Assuming the truth of the allegations, as we must, Powell has shown that the defendants were deliberately indifferent to his repeated requests to fix the faulty lighting in his cell. In response to his initial request, Singleton informed Powell that the maintenance staff would fix the light “after they had their lunch break,” but they never returned. (Compl., R. 1, PageID #14, ¶ 34.) Although Powell renewed his request one week later, the maintenance staff did not even attempt to fix the light during three later visits to his cell block. No reason was provided for the nearly three-week delay after his initial request before his light was finally fixed. Cf. Carney, 40 F. App'x at 51 (finding that prison officials were not deliberately indifferent to a request to fix a faulty light where the prisoner was informed that a new light bulb was not immediately available and he was moved to a new cell eleven days after reporting the problem). Accordingly, the district court improperly dismissed Powell's deliberate-indifference claim based on the inadequate lighting in his cell.

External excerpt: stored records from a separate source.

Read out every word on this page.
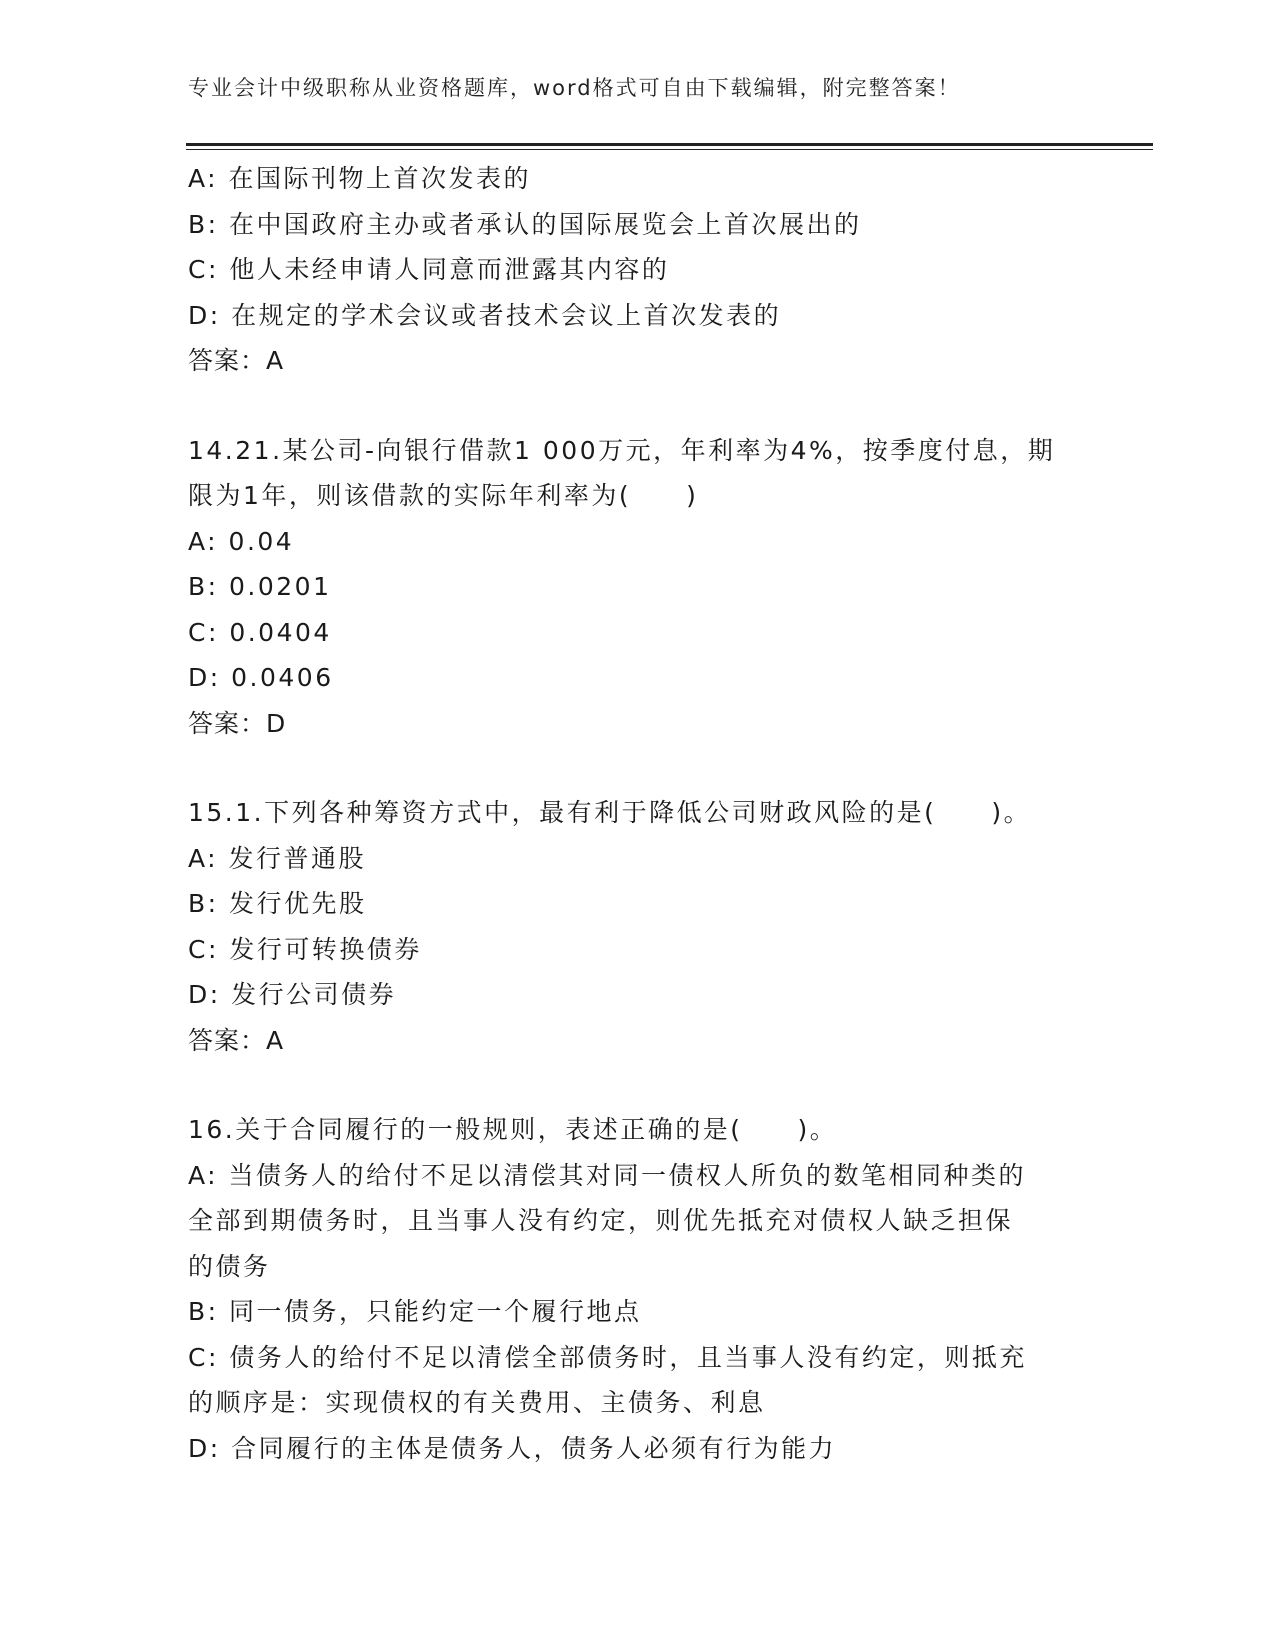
专业会计中级职称从业资格题库，word格式可自由下载编辑，附完整答案！
A: 在国际刊物上首次发表的
B: 在中国政府主办或者承认的国际展览会上首次展出的
C: 他人未经申请人同意而泄露其内容的
D: 在规定的学术会议或者技术会议上首次发表的
答案：A
14.21.某公司-向银行借款1 000万元，年利率为4%，按季度付息，期
限为1年，则该借款的实际年利率为(　　)
A: 0.04
B: 0.0201
C: 0.0404
D: 0.0406
答案：D
15.1.下列各种筹资方式中，最有利于降低公司财政风险的是(　　)。
A: 发行普通股
B: 发行优先股
C: 发行可转换债券
D: 发行公司债券
答案：A
16.关于合同履行的一般规则，表述正确的是(　　)。
A: 当债务人的给付不足以清偿其对同一债权人所负的数笔相同种类的
全部到期债务时，且当事人没有约定，则优先抵充对债权人缺乏担保
的债务
B: 同一债务，只能约定一个履行地点
C: 债务人的给付不足以清偿全部债务时，且当事人没有约定，则抵充
的顺序是：实现债权的有关费用、主债务、利息
D: 合同履行的主体是债务人，债务人必须有行为能力
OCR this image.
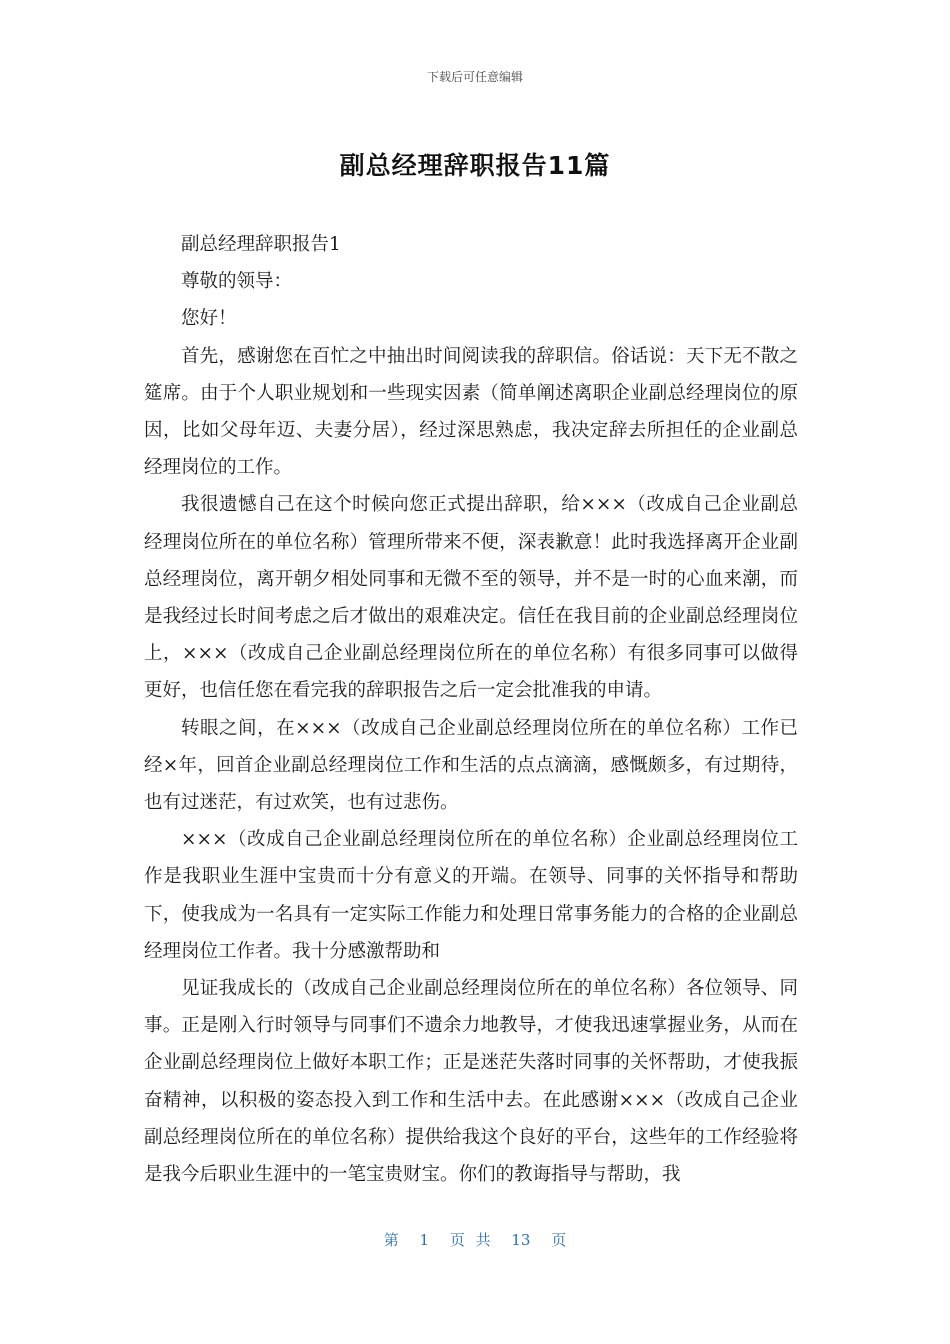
下载后可任意编辑
副总经理辞职报告11篇

副总经理辞职报告1

尊敬的领导：

您好！

首先，感谢您在百忙之中抽出时间阅读我的辞职信。俗话说：天下无不散之筵席。由于个人职业规划和一些现实因素（简单阐述离职企业副总经理岗位的原因，比如父母年迈、夫妻分居），经过深思熟虑，我决定辞去所担任的企业副总经理岗位的工作。

我很遗憾自己在这个时候向您正式提出辞职，给×××（改成自己企业副总经理岗位所在的单位名称）管理所带来不便，深表歉意！此时我选择离开企业副总经理岗位，离开朝夕相处同事和无微不至的领导，并不是一时的心血来潮，而是我经过长时间考虑之后才做出的艰难决定。信任在我目前的企业副总经理岗位上，×××（改成自己企业副总经理岗位所在的单位名称）有很多同事可以做得更好，也信任您在看完我的辞职报告之后一定会批准我的申请。

转眼之间，在×××（改成自己企业副总经理岗位所在的单位名称）工作已经×年，回首企业副总经理岗位工作和生活的点点滴滴，感慨颇多，有过期待，也有过迷茫，有过欢笑，也有过悲伤。

×××（改成自己企业副总经理岗位所在的单位名称）企业副总经理岗位工作是我职业生涯中宝贵而十分有意义的开端。在领导、同事的关怀指导和帮助下，使我成为一名具有一定实际工作能力和处理日常事务能力的合格的企业副总经理岗位工作者。我十分感激帮助和

见证我成长的（改成自己企业副总经理岗位所在的单位名称）各位领导、同事。正是刚入行时领导与同事们不遗余力地教导，才使我迅速掌握业务，从而在企业副总经理岗位上做好本职工作；正是迷茫失落时同事的关怀帮助，才使我振奋精神，以积极的姿态投入到工作和生活中去。在此感谢×××（改成自己企业副总经理岗位所在的单位名称）提供给我这个良好的平台，这些年的工作经验将是我今后职业生涯中的一笔宝贵财宝。你们的教诲指导与帮助，我

第 1 页 共 13 页
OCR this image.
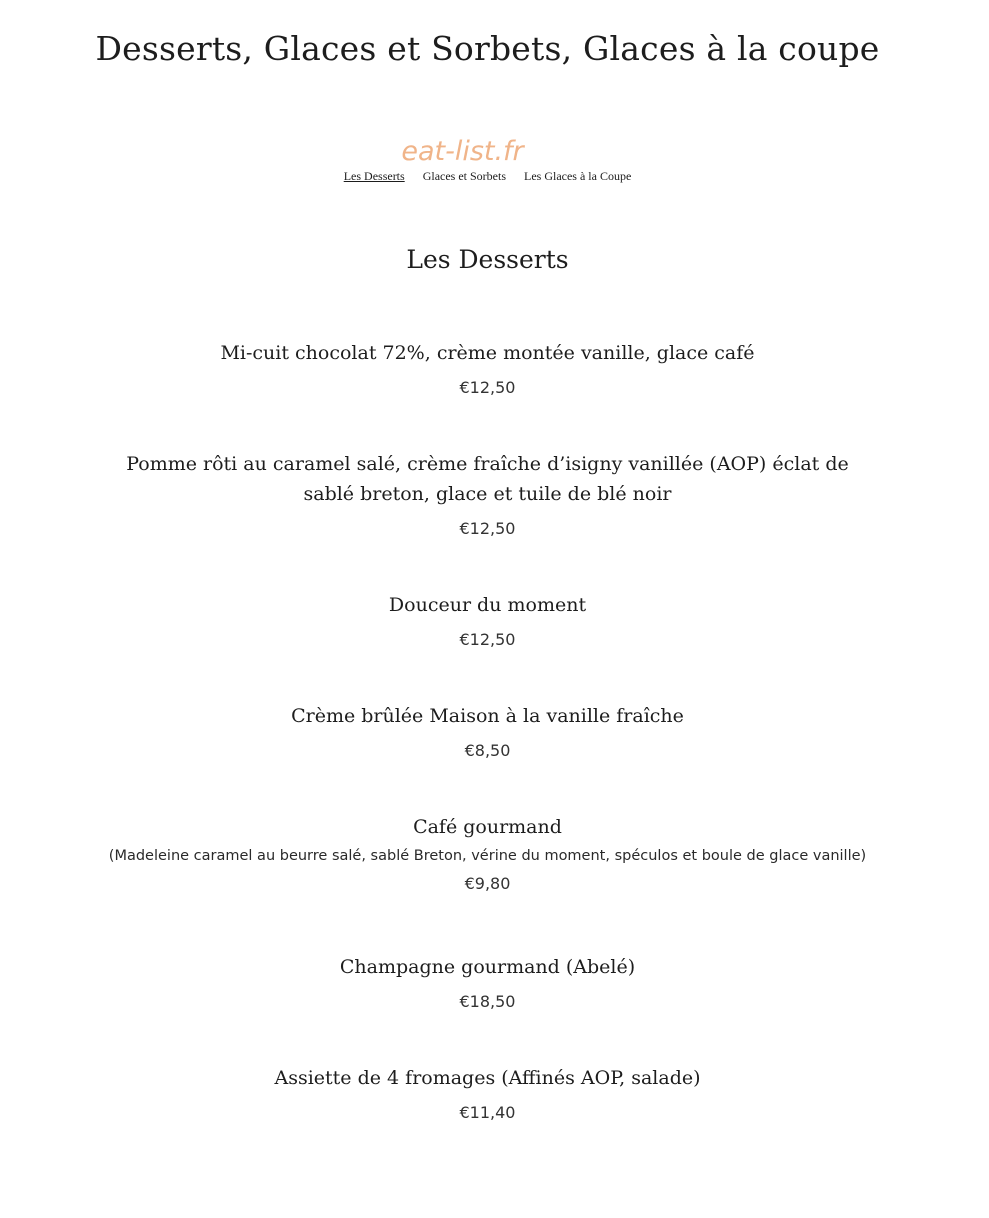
Desserts, Glaces et Sorbets, Glaces à la coupe
eat-list.fr
Les Desserts Glaces et Sorbets Les Glaces à la Coupe
Les Desserts

Mi-cuit chocolat 72%, crème montée vanille, glace café

€12,50

Pomme rôti au caramel salé, crème fraîche d’isigny vanillée (AOP) éclat de sablé breton, glace et tuile de blé noir

€12,50

Douceur du moment

€12,50

Crème brûlée Maison à la vanille fraîche

€8,50

Café gourmand

(Madeleine caramel au beurre salé, sablé Breton, vérine du moment, spéculos et boule de glace vanille)

€9,80

Champagne gourmand (Abelé)

€18,50

Assiette de 4 fromages (Affinés AOP, salade)

€11,40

Finally, Powell claims that the defendants were deliberately indifferent to his psychiatric or psychological needs by continuing to confine him in administrative segregation despite his complaints that it was causing his mental health to deteriorate. Powell has not alleged that he sustained a physical injury that resulted from his confinement in administrative segregation; therefore, he cannot recover damages for any psychological injury he allegedly suffered from his detention. See Harden-Bey, 524 F.3d at 795-96 (citing 42 U.S.C. § 1997e(e) (“No Federal civil action may be brought by a prisoner confined in a jail, prison, or other correctional facility, for mental or emotional injury suffered while in custody without a prior showing of physical injury.”)). Moreover, Powell's complaint shows that he received visits from mental health counselors while he was in administrative segregation and that he was prescribed medication to treat his mental disorders. The complaint indicates no more than Powell's disagreement with the conclusion of his institution's mental-health staff that his needs could be adequately addressed in administrative segregation, and it therefore fails to state a deliberate-indifference claim. See Mitchell v. Hininger, 553 F. App'x 602, 605 (6th Cir. 2014) (stating that “a desire for additional or different treatment does not suffice by itself to support an Eighth Amendment claim”).

Accordingly, we AFFIRM in part and REVERSE in part the district court's judgment, and remand for further proceedings consistent with this opinion.